In 2006 blogging was an increasingly widespread activity and the move to pen shorter ‘status updates’ as introduced by Web 2.0 platforms, such as Facebook, had not yet become embedded in our online habits. The pain of a break-up (or the joy of a new love) would soon be noted not with a personal story but with an automated post notifying friends or other users that ‘Sarah has updated her relationship status to married’. As a result, The Dumpster occupies a significant place in the history of how the web was used as a personal space in the early and mid-2000s and charts the associated personal privacy risks.
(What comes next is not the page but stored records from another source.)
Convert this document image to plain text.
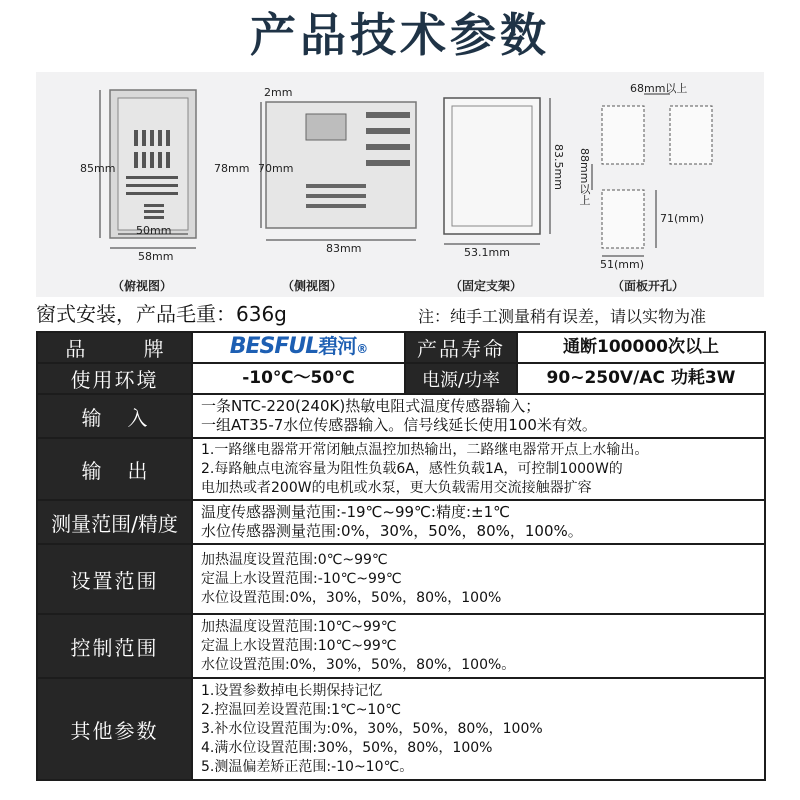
产品技术参数
85mm
50mm
58mm
（俯视图）
2mm
78mm 70mm
83mm
（侧视图）
83.5mm
53.1mm
（固定支架）
68mm以上
88mm以上
71(mm)
51(mm)
（面板开孔）
窗式安装，产品毛重：636g	注：纯手工测量稍有误差，请以实物为准
品 牌	BESFUL碧河®	产品寿命	通断100000次以上
使用环境	-10℃～50℃	电源/功率	90~250V/AC 功耗3W
输入	一条NTC-220(240K)热敏电阻式温度传感器输入；
一组AT35-7水位传感器输入。信号线延长使用100米有效。		

输出	1.一路继电器常开常闭触点温控加热输出，二路继电器常开点上水输出。
2.每路触点电流容量为阻性负载6A，感性负载1A，可控制1000W的
电加热或者200W的电机或水泵，更大负载需用交流接触器扩容		

测量范围/精度	温度传感器测量范围:-19℃~99℃:精度:±1℃
水位传感器测量范围:0%，30%，50%，80%，100%。		

设置范围	加热温度设置范围:0℃~99℃
定温上水设置范围:-10℃~99℃
水位设置范围:0%，30%，50%，80%，100%		

控制范围	加热温度设置范围:10℃~99℃
定温上水设置范围:10℃~99℃
水位设置范围:0%，30%，50%，80%，100%。		

其他参数	1.设置参数掉电长期保持记忆
2.控温回差设置范围:1℃~10℃
3.补水位设置范围为:0%，30%，50%，80%，100%
4.满水位设置范围:30%，50%，80%，100%
5.测温偏差矫正范围:-10~10℃。		
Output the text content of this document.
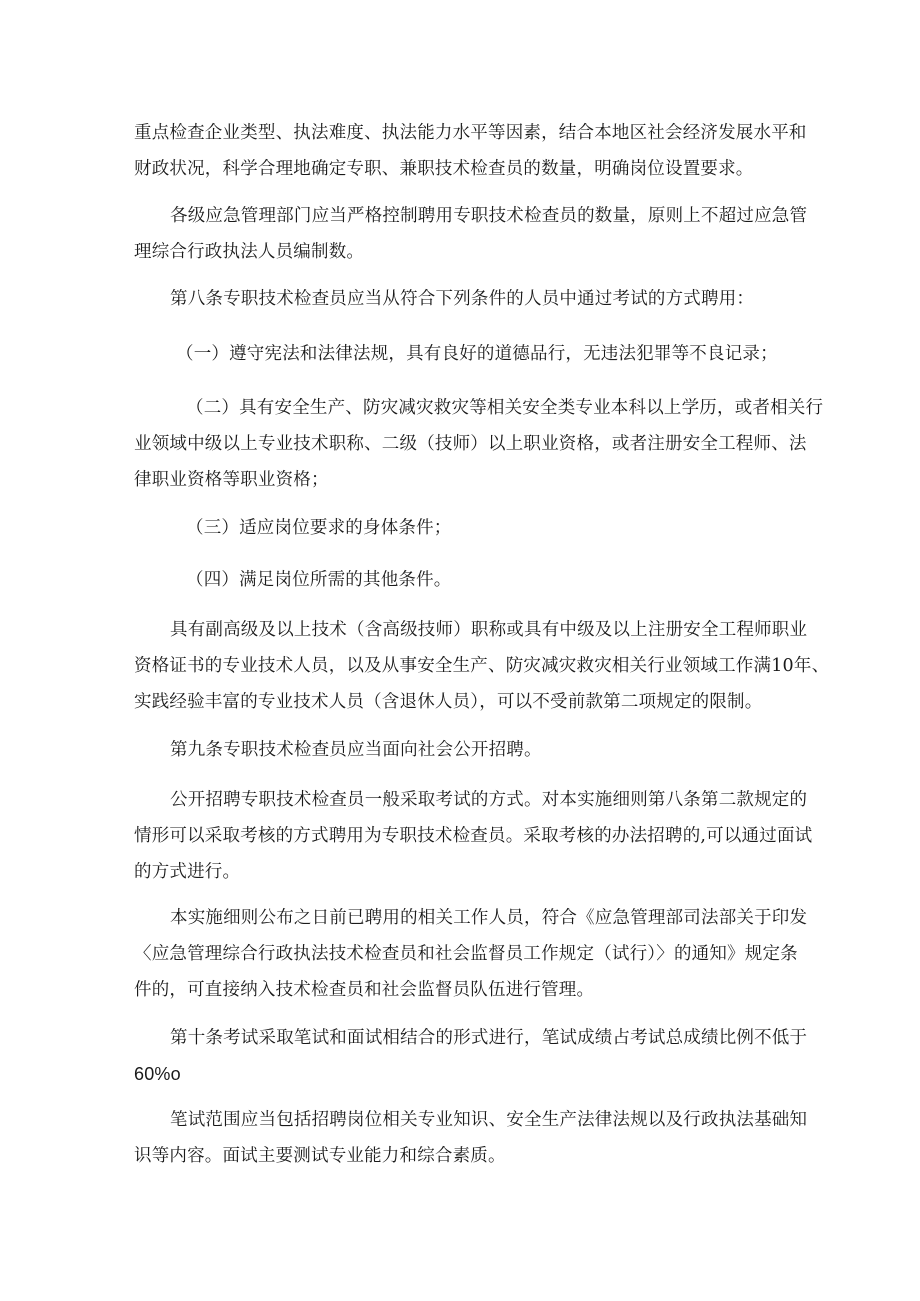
重点检查企业类型、执法难度、执法能力水平等因素，结合本地区社会经济发展水平和
财政状况，科学合理地确定专职、兼职技术检查员的数量，明确岗位设置要求。
各级应急管理部门应当严格控制聘用专职技术检查员的数量，原则上不超过应急管
理综合行政执法人员编制数。
第八条专职技术检查员应当从符合下列条件的人员中通过考试的方式聘用：
（一）遵守宪法和法律法规，具有良好的道德品行，无违法犯罪等不良记录；
（二）具有安全生产、防灾减灾救灾等相关安全类专业本科以上学历，或者相关行
业领域中级以上专业技术职称、二级（技师）以上职业资格，或者注册安全工程师、法
律职业资格等职业资格；
（三）适应岗位要求的身体条件；
（四）满足岗位所需的其他条件。
具有副高级及以上技术（含高级技师）职称或具有中级及以上注册安全工程师职业
资格证书的专业技术人员，以及从事安全生产、防灾减灾救灾相关行业领域工作满10年、
实践经验丰富的专业技术人员（含退休人员），可以不受前款第二项规定的限制。
第九条专职技术检查员应当面向社会公开招聘。
公开招聘专职技术检查员一般采取考试的方式。对本实施细则第八条第二款规定的
情形可以采取考核的方式聘用为专职技术检查员。采取考核的办法招聘的,可以通过面试
的方式进行。
本实施细则公布之日前已聘用的相关工作人员，符合《应急管理部司法部关于印发
〈应急管理综合行政执法技术检查员和社会监督员工作规定（试行）〉的通知》规定条
件的，可直接纳入技术检查员和社会监督员队伍进行管理。
第十条考试采取笔试和面试相结合的形式进行，笔试成绩占考试总成绩比例不低于
60%o
笔试范围应当包括招聘岗位相关专业知识、安全生产法律法规以及行政执法基础知
识等内容。面试主要测试专业能力和综合素质。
It sits in relation to other user-content driven net art works such as Olia Lialina and Dragan Espenschied’s One Terabyte of Kilobyte Age 2010–ongoing, which uses an archive of lost personal GeoCities webpages to create different web-based and offline installations, or Paolo Cirico and Alessandro Ludovico’s work Face to Facebook 2011, which scraped hundreds of thousands of Facebook profile pictures, names and details and used a facial recognition algorithm to group them and populate a fake dating site.47

Artists have long appropriated other people’s information to create new work but The Dumpster’s simple interaction and playful interface is an exceptional early example of data visualisation. With the release of Processing – the software language first created by artists used in many works of data visualisation – navigating data by clicking on bubbles or spheres, which each represented different ideas or content, became a common experience of being online. This aesthetically simplifies, and perhaps obscures, the complex coding behind the interface. The Dumpster and other projects that sought to expose or reflect on the machinic tracking of message content, such as Warren Sack’s Agonistics: A Language Game 2004 (also shown on Artport) or Annina Rüst’s Sinister Social Network 2006 (developed while she was studying at MIT), are important weigh-stations on the inexorable road towards today’s fully ‘artificially intelligent’ semantic analysis and corporate surveillance of what we say when we are online.48 In the context of ongoing debates about whether spending time online reduces or increases social isolation, it is always nice to be reminded that even if your heart is breaking, you are not alone.